1. An apparatus (1) for converting control information from a remote control (10) into a control instruction for a device (20), the remote control (10) comprising a first sensor (11) for converting image information into first sensor information and comprising a second sensor (12) for converting geometrical information into second sensor information, the control information comprising a combination of the first sensor information and the second sensor information.

2. The apparatus (1) as defined in claim 1, the apparatus (1) being arranged to make the combination by using the second sensor information for checking, completing, correcting and/or overruling the first sensor information.

3. The apparatus (1) as defined in claim 1, the first sensor (11) comprising a camera, the image information comprising an image showing a single beacon, two or more beacons, a beacon and a non-beacon and/or the device (20) or a part thereof, and the first sensor information comprising a detection of the single beacon, the two or more beacons, the beacon and the non-beacon and/or the device (20) or the part thereof.

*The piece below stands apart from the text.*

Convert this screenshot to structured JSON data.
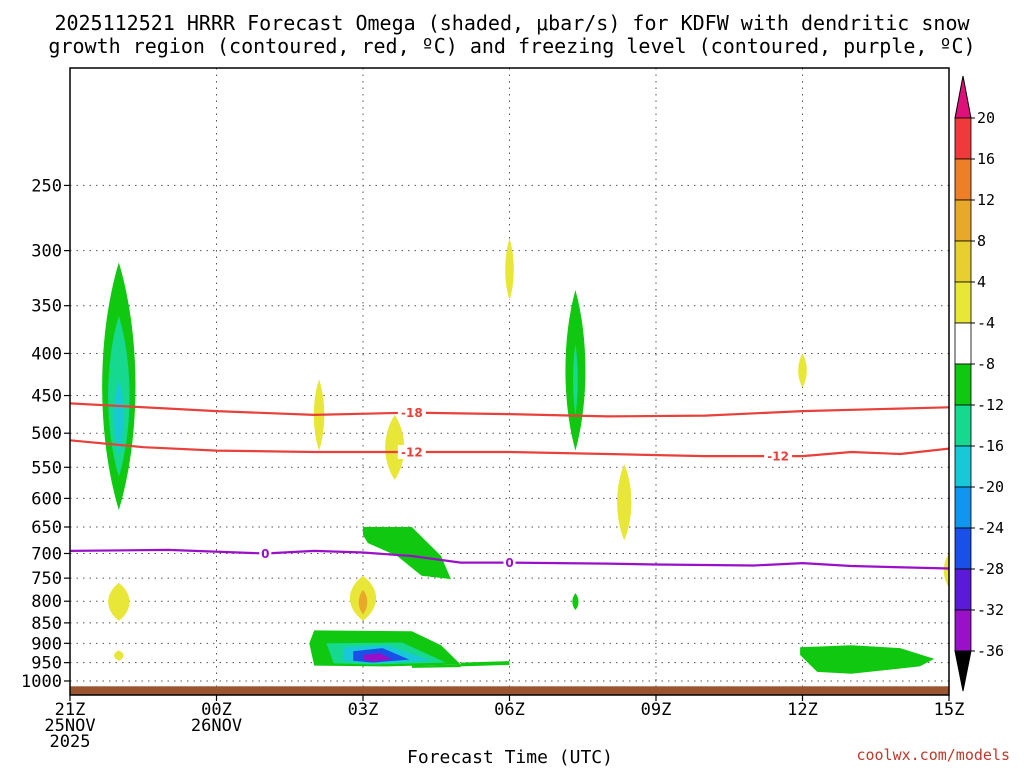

4. The apparatus (1) as defined in claim 1, the second sensor (12) comprising an acceleration detector, a motion detector, a movement detector, an angle detector, a tilt detector, an orientation detector and/or a rotation detector, the geometrical information comprising an acceleration in at least one direction, a motion in at least one direction, a movement in at least one direction, an angle with respect to at least one direction, a tilt with respect to at least one direction, an orientation with respect to at least one direction, and/or a rotation with respect to at least one direction, and the second sensor information comprising a detection of the acceleration in the at least one direction, the motion in the at least one direction, the movement in the at least one direction, the angle with respect to the at least one direction, the tilt with respect to the at least one direction, the orientation with respect to the at least one direction and/or the rotation with respect to the at least one direction.

5. The apparatus (1) as defined in claim 1, the control instruction comprising a pointing position on the device (20), a distance between the remote control (10) and the device (20), a location of the remote control (10) with respect to the device (20), an acceleration of the remote control (10) in at least one direction, a motion of the remote control (10) in at least one direction, a movement of the remote control (10) in at least one direction, an angle of the remote control (10) with respect to at least one direction, a tilt of the remote control (10) with respect to at least one direction, an orientation of the remote control (10) with respect to at least one direction and/or a rotation of the remote control (10) with respect to at least one direction.

6. The apparatus (1) as defined in claim 1, the apparatus (1) providing gesture detection.

7. The apparatus (1) as defined in claim 1, the apparatus (1) providing tilt compensation.

8. A remote control (10) comprising the apparatus (1) as defined in claim 1.

9. A device (20) comprising the apparatus (1) as defined in claim 1.

10. A method for converting control information from a remote control (10) into a control instruction for a device (20), the remote control (10) comprising a first sensor (11) for converting image information into first sensor information and comprising a second sensor (12) for converting geometrical information into second sensor information, the method comprising a step of converting the control information comprising a combination of the first sensor information and the second sensor information into the control instruction.

11. The method as defined in claim 10, the method further comprising a step of making the combination by using the second sensor information for checking, completing, correcting and/or overruling the first sensor information.

12. A computer program product for performing the step of the method as defined in claim 10.

13. A medium for storing and comprising the computer program product as defined in claim 12.